The Qualitative Impact Assessment Protocol
The QuIP addresses the issue of how to attribute changes to different stakeholders or events, whilst minimising pro-project and other sources of bias, and avoiding the need to interview a control group. It is designed to work alongside existing quantitative monitoring of key indicators, adding qualitative, self-reported attribution of impact to provide sufficient evidence to test the theory of change behind the activity being evaluated.
Put simply, the QuIP provides a straightforward and cost-effective mechanism to ask intended beneficiaries about significant drivers of change in their lives, and to analyse and present the data collected. A short briefing paper can be downloaded here.
If you are interested in conducting a QuIP we suggest that you browse our extensive Resources section, and please contact us to check whether you require a license. Bath SDR Ltd uses the QuIP methodology and name under license from the University of Bath. Use of the methodology without a license is limited to small non-profit organisations who are likely to be exempt. Please contact us at email@example.com and we will confirm the terms of the license.
There are strong ethical grounds for asking people directly about the effect of actions intended to benefit them, and doing so can also contribute practically to detailed learning, innovation and wider accountability within your organisation. However, this approach entails finding credible ways to address potential response biases. The QuIP does so by arranging for qualitative data collection to take place without any reference to the project being evaluated, ensuring that field researchers and respondents are not briefed on the project being evaluated and thereby reducing confirmation bias as much as possible up to the point of data analysis. The analysis is then carried out by a separate party, who is fully briefed and can therefore interrogate and code the data against the theory of change. The aim of separating these roles is to ensure that the analysis remains as independent as possible.

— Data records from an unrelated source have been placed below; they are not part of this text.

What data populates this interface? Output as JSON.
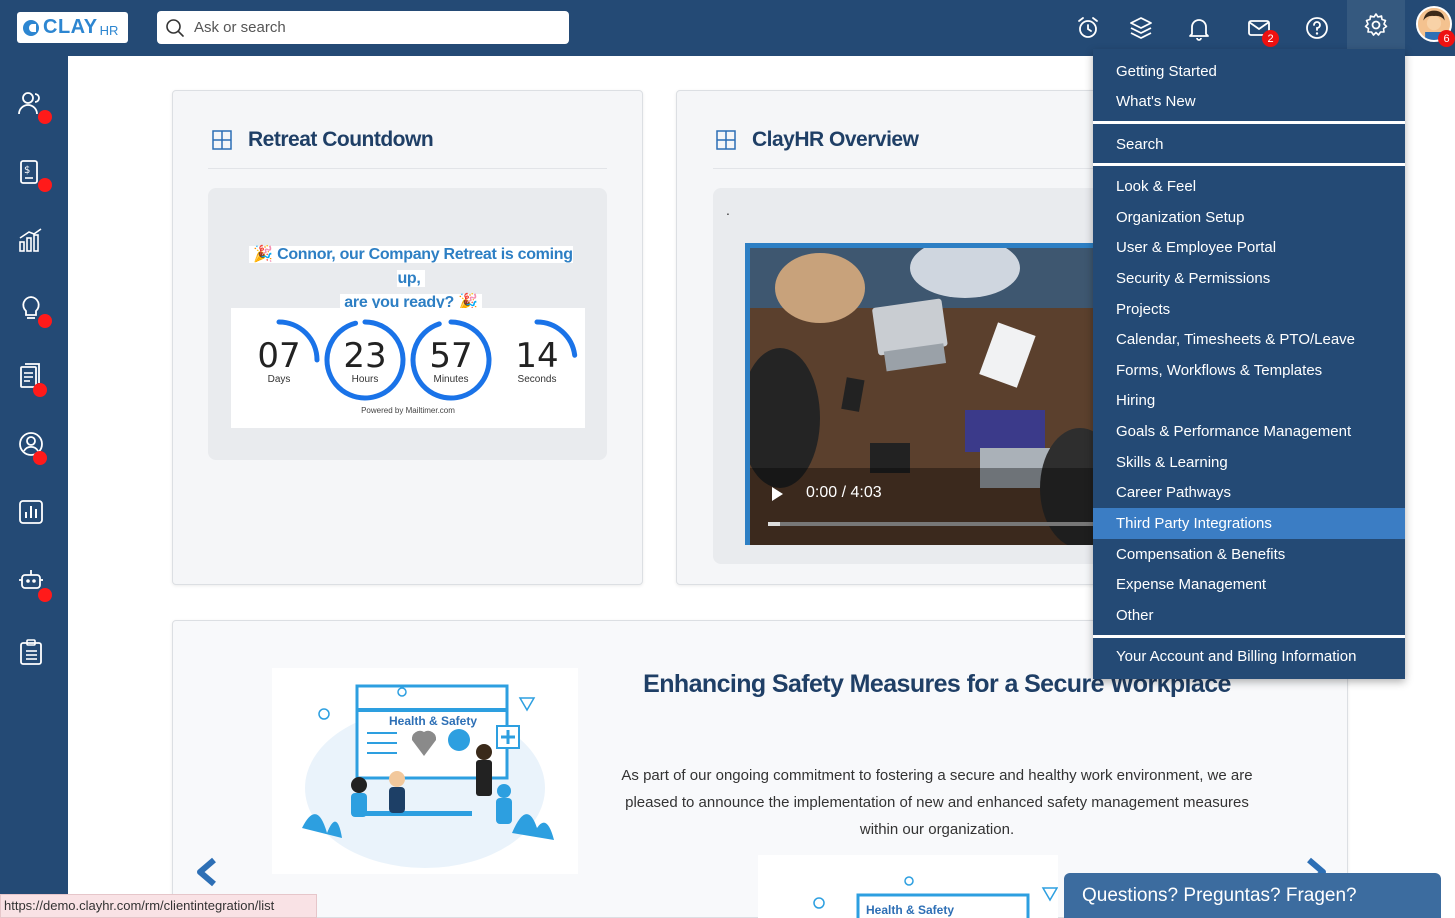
{
  "brand": {
    "logo_text": "CLAY",
    "logo_sub": "HR"
  },
  "search": {
    "placeholder": "Ask or search"
  },
  "header": {
    "mail_badge": "2",
    "avatar_badge": "6"
  },
  "cards": {
    "countdown": {
      "title": "Retreat Countdown",
      "message_line1": "🎉 Connor, our Company Retreat is coming up,",
      "message_line2": "are you ready? 🎉",
      "units": [
        {
          "value": "07",
          "label": "Days",
          "fraction": 0.25
        },
        {
          "value": "23",
          "label": "Hours",
          "fraction": 0.96
        },
        {
          "value": "57",
          "label": "Minutes",
          "fraction": 0.95
        },
        {
          "value": "14",
          "label": "Seconds",
          "fraction": 0.23
        }
      ],
      "powered": "Powered by Mailtimer.com"
    },
    "overview": {
      "title": "ClayHR Overview",
      "dot": ".",
      "video_time": "0:00 / 4:03"
    }
  },
  "article": {
    "title": "Enhancing Safety Measures for a Secure Workplace",
    "body": "As part of our ongoing commitment to fostering a secure and healthy work environment, we are pleased to announce the implementation of new and enhanced safety management measures within our organization.",
    "illustration_label": "Health & Safety"
  },
  "menu": {
    "items": [
      "Getting Started",
      "What's New",
      "Search",
      "Look & Feel",
      "Organization Setup",
      "User & Employee Portal",
      "Security & Permissions",
      "Projects",
      "Calendar, Timesheets & PTO/Leave",
      "Forms, Workflows & Templates",
      "Hiring",
      "Goals & Performance Management",
      "Skills & Learning",
      "Career Pathways",
      "Third Party Integrations",
      "Compensation & Benefits",
      "Expense Management",
      "Other",
      "Your Account and Billing Information"
    ],
    "active": "Third Party Integrations"
  },
  "status_url": "https://demo.clayhr.com/rm/clientintegration/list",
  "chat": {
    "label": "Questions? Preguntas? Fragen?"
  }
}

The second key problem with recording detailed feedback from beneficiaries is what to do with all the data? Qualitative information is difficult to process, analyse and condense into a credible and transparent report. We have developed a simple and semi-automated approach to coding QuIP data which allows for easy analysis and reporting, ensuring that reports are brief, readable and that the frequency of findings cited and the source data are completely transparent. The coding system is detailed in the briefing paper and full guidelines.
By creating a systematic approach, we have speeded up the time required to undertake the assessment – thereby reducing the costs considerably. Whilst it isn’t possible to fix a price on a QuIP as every country has different costs, it is safe to say that it will cost a fraction of the cost of randomised controlled trial, or any assessment requiring a control group. The following timings may help calculate approximate costs:
- 1 week of design and preparation
- 2 weeks of 2 field researchers’ time, both in the field and writing up
- 1 week of analysis and writing up
Development of the QuIP
An early version of the QuIP was originally developed and trialled by researchers at the University of Bath more than a decade ago. It was extensively redesigned and upgraded during the course of a three year ESRC/DFID funded research project at the Centre for Development Studies between 2012-2015. This project was called ‘Assessing Rural Transformations’ – known as ART – and involved working with two international NGOs, Self Help Africa and Farm Africa. We trialled the QuIP to assess the impact of four rural development projects in Malawi and Ethiopia, all projects which aimed to strengthen rural livelihoods and food security in the context of both rapid commercialisation and climate change.
The quantitative monitoring tool used in the ART project was Evidence for Development’s Individual Household Method. This measured changes in factors contributing to household disposable income relative to basic food needs.
The qualitative assessment was conducted using the QuIP, generating evidence of impact based on narrative causal statements from intended project beneficiaries. The QuIP looked for evidence of attribution through respondents’ own accounts of links between change in their lives and the activities or external factors they considered significant in that change. The output for each project was a brief report summarising the key drivers of change and highlighting evidence of links to the theory of change, or obvious gaps where links were expected. Two examples of these reports are available to download, one from Malawi and one from Ethiopia.
Following the end of the ART research project, CDS staff set up Bath SDR Ltd to continue to develop the QuIP and provide a training and consultancy service. We have subsequently conducted a number of QuIP studies in a range of different countries and contexts.